In addition, targeted deletion of another BH3-only proapoptotic molecule BIM (BCL2-Interacting Mediator of cell death) in the brain did not confer resistance Capmatinib solubility dmso against acute seizures ( Figure S4). Thus, it appears that the seizure-resistance phenotype of BAD mutant mice is neither related to BAD’s apoptotic role nor universally shared among other BCL-2 family members. Changes in the preferential ability to utilize ketone bodies in the absence of BAD and the attendant resistance to acute seizures may derive from local metabolic alterations in the brain and/or from altered metabolism in the liver, which is the body’s main source of ketone body production. Two lines of investigation suggest
that seizure protection in the absence of BAD cannot be explained by systemic alterations in ketone body metabolism. First, we have not observed any differences in the serum levels of ketone bodies in these animals (data not shown). Second, liver-specific knockdown of Bad does not produce seizure protection in mice ( Figure S5), despite fully mimicking the hepatic phenotype of Bad−/− mice (data not shown). These results are especially relevant as liver is the chief source of ketone bodies for systemic supply to other tissues. Our observations suggest that local
metabolic alterations in the brain of Bad−/− animals, rather than systemic changes in ketone body metabolism, most likely contribute to seizure protection in the absence of BAD. Seizures produced by kainic acid, as for several other convulsant treatments in rodents, appear first as hypoactivity and focal “limbic this website seizures” involving automatisms, facial and forelimb clonus, and rearing; these seizures can progress to generalized tonic-clonic seizures and death (Velíšková, 2005).

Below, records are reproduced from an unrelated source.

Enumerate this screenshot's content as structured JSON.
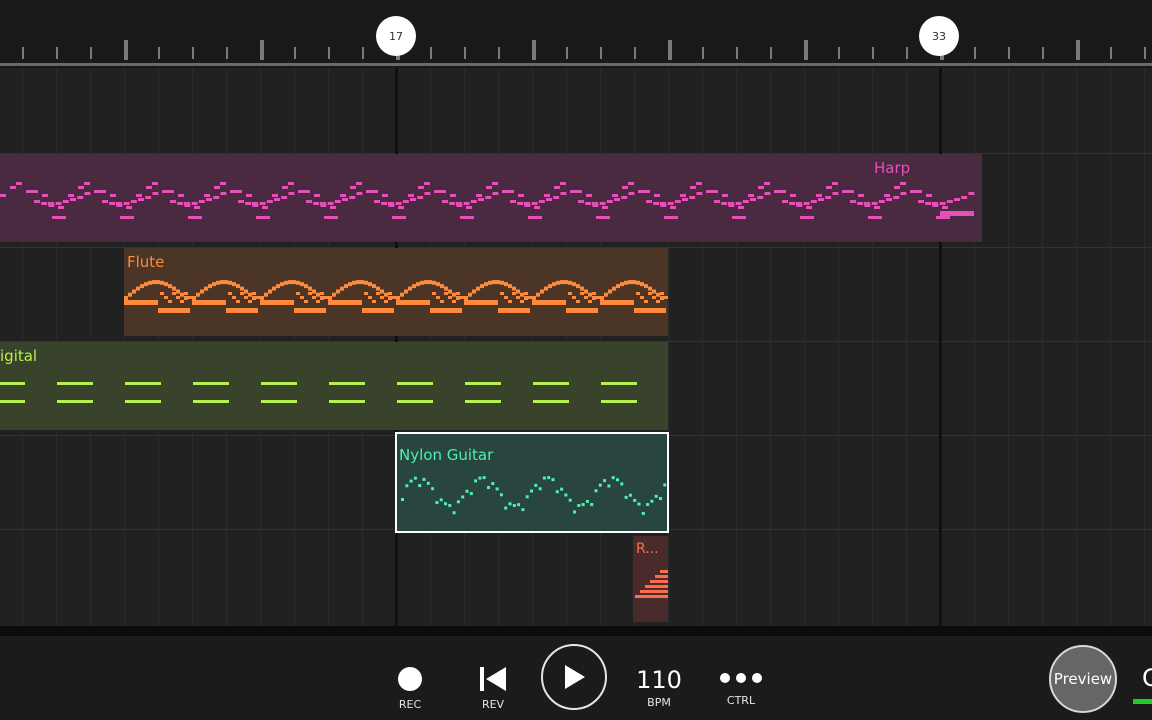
{
  "ruler": {
    "markers": [
      "17",
      "33"
    ]
  },
  "tracks": [
    {
      "name": "Harp",
      "color": "#e84fb8",
      "bg": "#4a2a40"
    },
    {
      "name": "Flute",
      "color": "#ff8a3c",
      "bg": "#4a3526"
    },
    {
      "name": "Digital",
      "visible_text": "igital",
      "color": "#b6ef4f",
      "bg": "#39422a"
    },
    {
      "name": "Nylon Guitar",
      "color": "#4ff0b0",
      "bg": "#294540",
      "selected": true
    },
    {
      "name": "R...",
      "color": "#ff6b4f",
      "bg": "#4a2b2b"
    }
  ],
  "transport": {
    "rec_label": "REC",
    "rev_label": "REV",
    "bpm_value": "110",
    "bpm_label": "BPM",
    "ctrl_label": "CTRL",
    "preview_label": "Preview",
    "edge_glyph": "C",
    "level_color": "#1ecb2c"
  }
}
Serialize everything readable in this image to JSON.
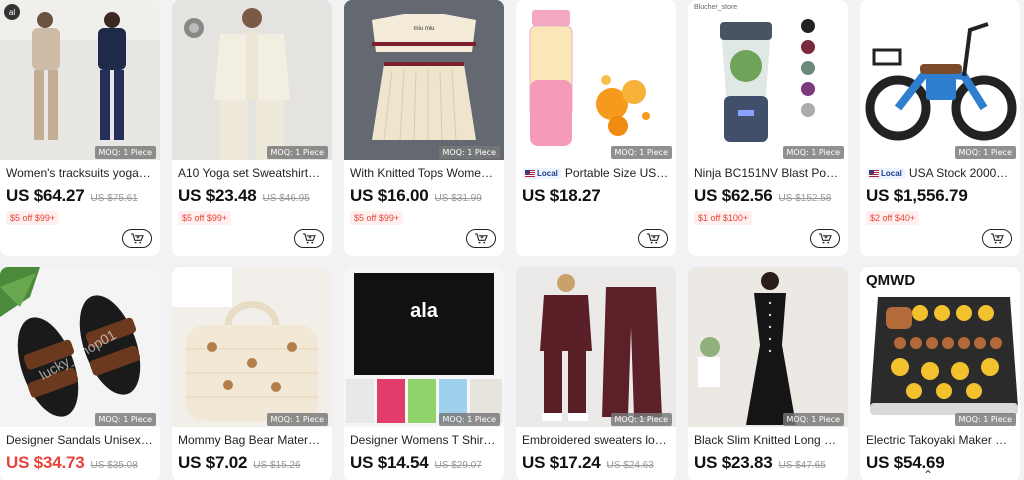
{
  "moq_label": "MOQ: 1 Piece",
  "local_label": "Local",
  "row1": [
    {
      "title": "Women's tracksuits yoga s...",
      "price": "US $64.27",
      "old": "US $75.61",
      "promo": "$5 off $99+",
      "local": false
    },
    {
      "title": "A10 Yoga set Sweatshirts ...",
      "price": "US $23.48",
      "old": "US $46.95",
      "promo": "$5 off $99+",
      "local": false
    },
    {
      "title": "With Knitted Tops Women T...",
      "price": "US $16.00",
      "old": "US $31.99",
      "promo": "$5 off $99+",
      "local": false
    },
    {
      "title": "Portable Size USB...",
      "price": "US $18.27",
      "old": "",
      "promo": "",
      "local": true
    },
    {
      "title": "Ninja BC151NV Blast Porta...",
      "price": "US $62.56",
      "old": "US $152.58",
      "promo": "$1 off $100+",
      "local": false,
      "watermark": "Blucher_store"
    },
    {
      "title": "USA Stock 2000W...",
      "price": "US $1,556.79",
      "old": "",
      "promo": "$2 off $40+",
      "local": true
    }
  ],
  "row2": [
    {
      "title": "Designer Sandals Unisex C...",
      "price": "US $34.73",
      "old": "US $35.08",
      "red": true
    },
    {
      "title": "Mommy Bag Bear Maternit...",
      "price": "US $7.02",
      "old": "US $15.26",
      "red": false
    },
    {
      "title": "Designer Womens T Shirt ...",
      "price": "US $14.54",
      "old": "US $29.07",
      "red": false
    },
    {
      "title": "Embroidered sweaters loo...",
      "price": "US $17.24",
      "old": "US $24.63",
      "red": false
    },
    {
      "title": "Black Slim Knitted Long Dr...",
      "price": "US $23.83",
      "old": "US $47.65",
      "red": false
    },
    {
      "title": "Electric Takoyaki Maker Eg...",
      "price": "US $54.69",
      "old": "",
      "red": false,
      "brand": "QMWD"
    }
  ],
  "image_text": {
    "sandal_watermark": "lucky_shop01",
    "tshirt_logo": "ala"
  },
  "colors": {
    "price_red": "#e8433a",
    "promo_bg": "#fff0ef",
    "page_bg": "#f2f2f4"
  },
  "icons": {
    "cart": "cart-icon",
    "scroll": "chevron-up-icon"
  }
}
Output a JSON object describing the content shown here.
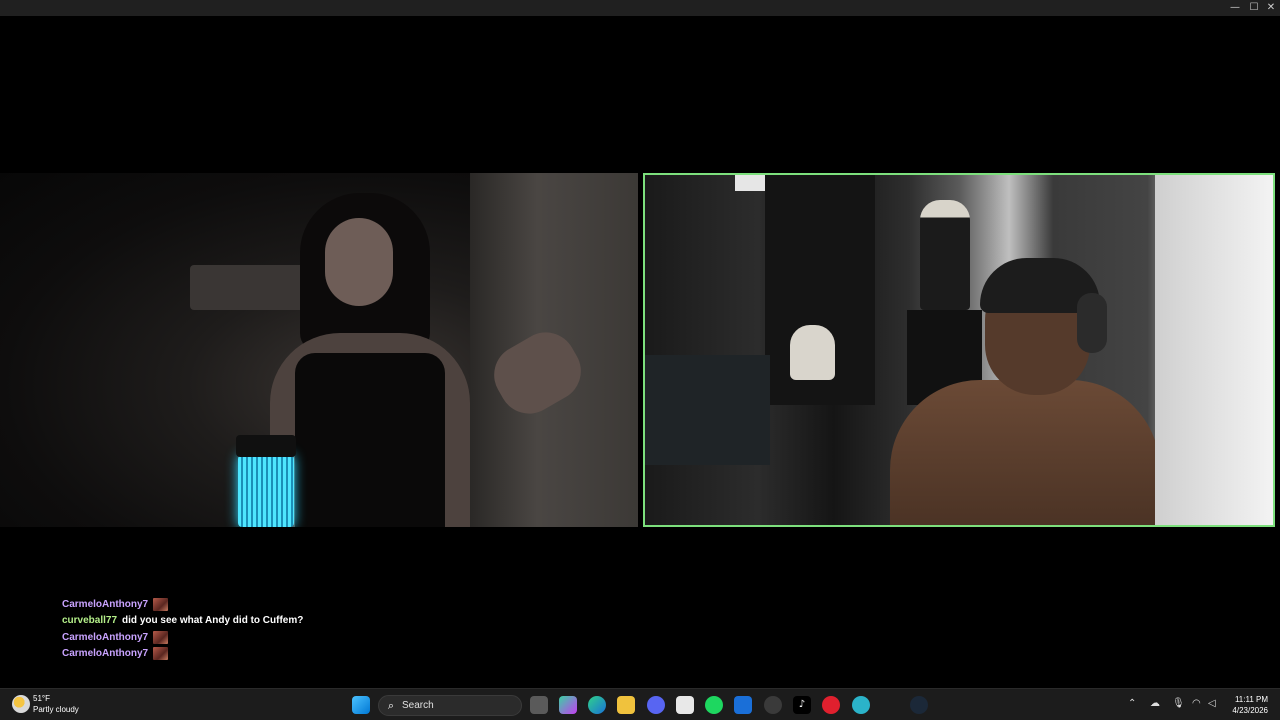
{
  "window": {
    "minimize_glyph": "—",
    "maximize_glyph": "☐",
    "close_glyph": "✕"
  },
  "chat": {
    "messages": [
      {
        "user": "CarmeloAnthony7",
        "user_color": "#c9a3ff",
        "text": "",
        "emote": true
      },
      {
        "user": "curveball77",
        "user_color": "#b5f08a",
        "text": "did you see what Andy did to Cuffem?",
        "emote": false
      },
      {
        "user": "CarmeloAnthony7",
        "user_color": "#c9a3ff",
        "text": "",
        "emote": true
      },
      {
        "user": "CarmeloAnthony7",
        "user_color": "#c9a3ff",
        "text": "",
        "emote": true
      }
    ]
  },
  "taskbar": {
    "weather": {
      "temp": "51°F",
      "condition": "Partly cloudy",
      "icon": "partly-cloudy-icon"
    },
    "search_label": "Search",
    "apps": [
      "start",
      "search",
      "task-view",
      "copilot",
      "edge",
      "file-explorer",
      "discord",
      "microsoft-store",
      "spotify",
      "mail",
      "obs",
      "tiktok",
      "opera",
      "browser",
      "steam"
    ],
    "clock": {
      "time": "11:11 PM",
      "date": "4/23/2026"
    }
  },
  "colors": {
    "active_border": "#7de07d",
    "taskbar": "#1c1c1c"
  }
}
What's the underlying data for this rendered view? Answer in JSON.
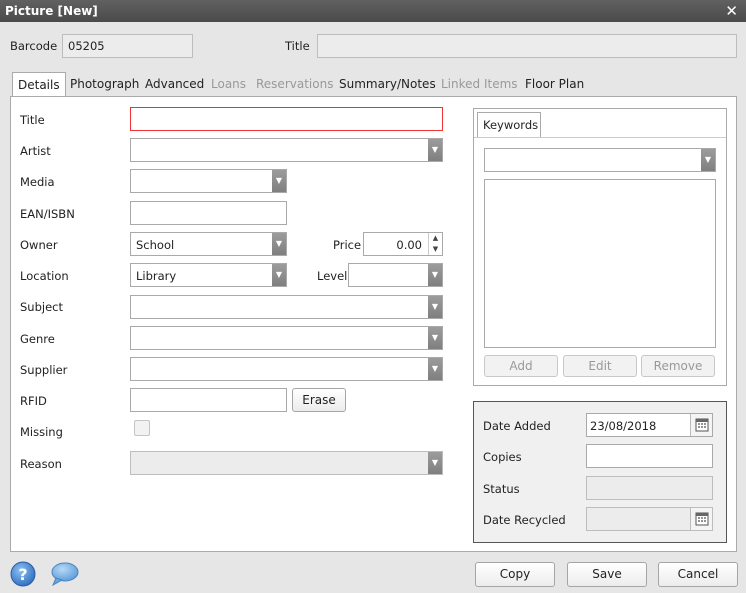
{
  "window": {
    "title": "Picture [New]",
    "close_glyph": "✕"
  },
  "header": {
    "barcode_label": "Barcode",
    "barcode_value": "05205",
    "title_label": "Title",
    "title_value": ""
  },
  "tabs": [
    {
      "label": "Details",
      "active": true,
      "enabled": true
    },
    {
      "label": "Photograph",
      "enabled": true
    },
    {
      "label": "Advanced",
      "enabled": true
    },
    {
      "label": "Loans",
      "enabled": false
    },
    {
      "label": "Reservations",
      "enabled": false
    },
    {
      "label": "Summary/Notes",
      "enabled": true
    },
    {
      "label": "Linked Items",
      "enabled": false
    },
    {
      "label": "Floor Plan",
      "enabled": true
    }
  ],
  "details": {
    "title": {
      "label": "Title",
      "value": ""
    },
    "artist": {
      "label": "Artist",
      "value": ""
    },
    "media": {
      "label": "Media",
      "value": ""
    },
    "ean": {
      "label": "EAN/ISBN",
      "value": ""
    },
    "owner": {
      "label": "Owner",
      "value": "School"
    },
    "price": {
      "label": "Price",
      "value": "0.00"
    },
    "location": {
      "label": "Location",
      "value": "Library"
    },
    "level": {
      "label": "Level",
      "value": ""
    },
    "subject": {
      "label": "Subject",
      "value": ""
    },
    "genre": {
      "label": "Genre",
      "value": ""
    },
    "supplier": {
      "label": "Supplier",
      "value": ""
    },
    "rfid": {
      "label": "RFID",
      "value": "",
      "erase_label": "Erase"
    },
    "missing": {
      "label": "Missing",
      "checked": false
    },
    "reason": {
      "label": "Reason",
      "value": ""
    }
  },
  "keywords": {
    "tab_label": "Keywords",
    "selected": "",
    "items": [],
    "add_label": "Add",
    "edit_label": "Edit",
    "remove_label": "Remove"
  },
  "dates": {
    "date_added_label": "Date Added",
    "date_added_value": "23/08/2018",
    "copies_label": "Copies",
    "copies_value": "",
    "status_label": "Status",
    "status_value": "",
    "date_recycled_label": "Date Recycled",
    "date_recycled_value": ""
  },
  "footer": {
    "copy_label": "Copy",
    "save_label": "Save",
    "cancel_label": "Cancel"
  },
  "icons": {
    "help": "help-icon",
    "chat": "chat-icon",
    "dropdown": "chevron-down-icon",
    "calendar": "calendar-icon"
  },
  "colors": {
    "title_bar": "#4f4f4f",
    "error_border": "#e33333",
    "help_icon": "#3a78c8"
  }
}
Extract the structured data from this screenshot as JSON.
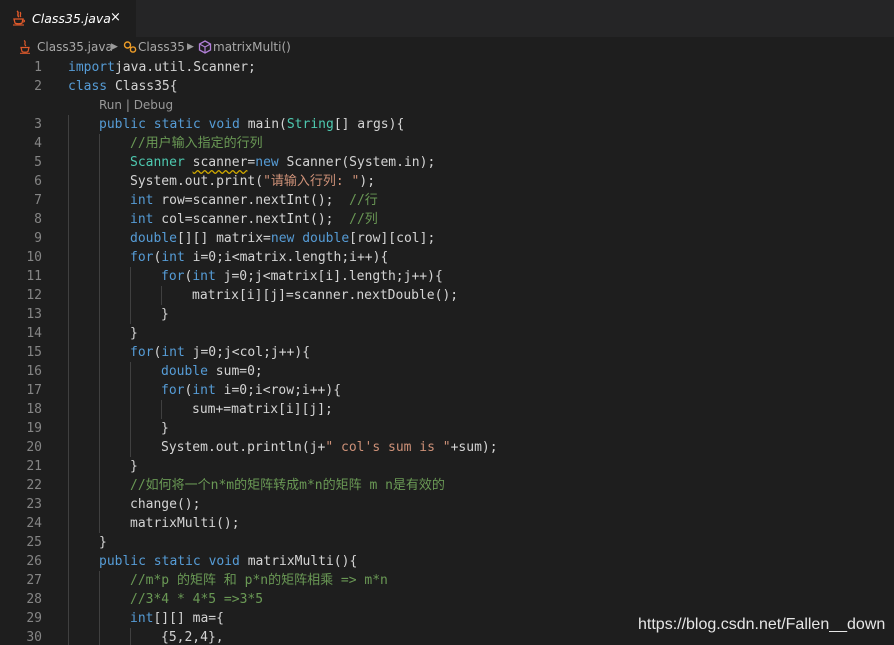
{
  "tab": {
    "title": "Class35.java",
    "close_glyph": "×",
    "icon": "java-icon"
  },
  "breadcrumb": [
    {
      "label": "Class35.java",
      "icon": "java-file-icon"
    },
    {
      "label": "Class35",
      "icon": "class-icon"
    },
    {
      "label": "matrixMulti()",
      "icon": "method-icon"
    }
  ],
  "codelens": {
    "run": "Run",
    "separator": " | ",
    "debug": "Debug"
  },
  "lines": [
    {
      "num": "1",
      "indent": 0,
      "tokens": [
        [
          "kw",
          "import"
        ],
        [
          "",
          "java.util.Scanner;"
        ]
      ]
    },
    {
      "num": "2",
      "indent": 0,
      "tokens": [
        [
          "kw",
          "class"
        ],
        [
          "",
          " Class35{"
        ]
      ]
    },
    {
      "num": "3",
      "indent": 1,
      "tokens": [
        [
          "kw",
          "public static void"
        ],
        [
          "",
          " main("
        ],
        [
          "ty",
          "String"
        ],
        [
          "",
          "[] args){"
        ]
      ]
    },
    {
      "num": "4",
      "indent": 2,
      "tokens": [
        [
          "cm",
          "//用户输入指定的行列"
        ]
      ]
    },
    {
      "num": "5",
      "indent": 2,
      "tokens": [
        [
          "ty",
          "Scanner"
        ],
        [
          "",
          " "
        ],
        [
          "sq",
          "scanner"
        ],
        [
          "",
          "="
        ],
        [
          "kw",
          "new"
        ],
        [
          "",
          " Scanner(System.in);"
        ]
      ]
    },
    {
      "num": "6",
      "indent": 2,
      "tokens": [
        [
          "",
          "System.out.print("
        ],
        [
          "str",
          "\"请输入行列: \""
        ],
        [
          "",
          ");"
        ]
      ]
    },
    {
      "num": "7",
      "indent": 2,
      "tokens": [
        [
          "kw",
          "int"
        ],
        [
          "",
          " row=scanner.nextInt();  "
        ],
        [
          "cm",
          "//行"
        ]
      ]
    },
    {
      "num": "8",
      "indent": 2,
      "tokens": [
        [
          "kw",
          "int"
        ],
        [
          "",
          " col=scanner.nextInt();  "
        ],
        [
          "cm",
          "//列"
        ]
      ]
    },
    {
      "num": "9",
      "indent": 2,
      "tokens": [
        [
          "kw",
          "double"
        ],
        [
          "",
          "[][] matrix="
        ],
        [
          "kw",
          "new"
        ],
        [
          "",
          " "
        ],
        [
          "kw",
          "double"
        ],
        [
          "",
          "[row][col];"
        ]
      ]
    },
    {
      "num": "10",
      "indent": 2,
      "tokens": [
        [
          "kw",
          "for"
        ],
        [
          "",
          "("
        ],
        [
          "kw",
          "int"
        ],
        [
          "",
          " i=0;i<matrix.length;i++){"
        ]
      ]
    },
    {
      "num": "11",
      "indent": 3,
      "tokens": [
        [
          "kw",
          "for"
        ],
        [
          "",
          "("
        ],
        [
          "kw",
          "int"
        ],
        [
          "",
          " j=0;j<matrix[i].length;j++){"
        ]
      ]
    },
    {
      "num": "12",
      "indent": 4,
      "tokens": [
        [
          "",
          "matrix[i][j]=scanner.nextDouble();"
        ]
      ]
    },
    {
      "num": "13",
      "indent": 3,
      "tokens": [
        [
          "",
          "}"
        ]
      ]
    },
    {
      "num": "14",
      "indent": 2,
      "tokens": [
        [
          "",
          "}"
        ]
      ]
    },
    {
      "num": "15",
      "indent": 2,
      "tokens": [
        [
          "kw",
          "for"
        ],
        [
          "",
          "("
        ],
        [
          "kw",
          "int"
        ],
        [
          "",
          " j=0;j<col;j++){"
        ]
      ]
    },
    {
      "num": "16",
      "indent": 3,
      "tokens": [
        [
          "kw",
          "double"
        ],
        [
          "",
          " sum=0;"
        ]
      ]
    },
    {
      "num": "17",
      "indent": 3,
      "tokens": [
        [
          "kw",
          "for"
        ],
        [
          "",
          "("
        ],
        [
          "kw",
          "int"
        ],
        [
          "",
          " i=0;i<row;i++){"
        ]
      ]
    },
    {
      "num": "18",
      "indent": 4,
      "tokens": [
        [
          "",
          "sum+=matrix[i][j];"
        ]
      ]
    },
    {
      "num": "19",
      "indent": 3,
      "tokens": [
        [
          "",
          "}"
        ]
      ]
    },
    {
      "num": "20",
      "indent": 3,
      "tokens": [
        [
          "",
          "System.out.println(j+"
        ],
        [
          "str",
          "\" col's sum is \""
        ],
        [
          "",
          "+sum);"
        ]
      ]
    },
    {
      "num": "21",
      "indent": 2,
      "tokens": [
        [
          "",
          "}"
        ]
      ]
    },
    {
      "num": "22",
      "indent": 2,
      "tokens": [
        [
          "cm",
          "//如何将一个n*m的矩阵转成m*n的矩阵 m n是有效的"
        ]
      ]
    },
    {
      "num": "23",
      "indent": 2,
      "tokens": [
        [
          "",
          "change();"
        ]
      ]
    },
    {
      "num": "24",
      "indent": 2,
      "tokens": [
        [
          "",
          "matrixMulti();"
        ]
      ]
    },
    {
      "num": "25",
      "indent": 1,
      "tokens": [
        [
          "",
          "}"
        ]
      ]
    },
    {
      "num": "26",
      "indent": 1,
      "tokens": [
        [
          "kw",
          "public static void"
        ],
        [
          "",
          " matrixMulti(){"
        ]
      ]
    },
    {
      "num": "27",
      "indent": 2,
      "tokens": [
        [
          "cm",
          "//m*p 的矩阵 和 p*n的矩阵相乘 => m*n"
        ]
      ]
    },
    {
      "num": "28",
      "indent": 2,
      "tokens": [
        [
          "cm",
          "//3*4 * 4*5 =>3*5"
        ]
      ]
    },
    {
      "num": "29",
      "indent": 2,
      "tokens": [
        [
          "kw",
          "int"
        ],
        [
          "",
          "[][] ma={"
        ]
      ]
    },
    {
      "num": "30",
      "indent": 3,
      "tokens": [
        [
          "",
          "{5,2,4},"
        ]
      ]
    }
  ],
  "watermark": "https://blog.csdn.net/Fallen__down"
}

The former are attributed to forebrain or limbic activity, whereas the generalized seizures are thought to be mediated by brainstem or midbrain reticular systems (Browning, 1994). In several rodent seizure models
that follow this pattern, clinically useful anticonvulsants, such as phenytoin (Browning et al., 1990), levetiracetam (Klitgaard et al., 1998), and topiramate (Haugvicová et al., 2000), have little effect on the focal seizures but disrupt progression to generalized motor seizures. A similar protection against generalized seizures in the intraperitoneal (i.p.) kainate the model was seen in the behavioral experiments on mice with alteration of BAD. Bad−/− mice or BadS155A knockin mice rarely exhibited generalized motor seizures (and when they occurred they were very brief), whereas most control animals had severe generalized seizures, and many control animals died during status epilepticus ( Figures 3 and S2). In addition to noting this marked difference in behavioral seizure response, we performed video-electroencephalographic (EEG) analysis of the behavioral and electrographic seizures in cohorts of wild-type and Bad−/− mice subjected to i.p. kainate injection ( Figure 4).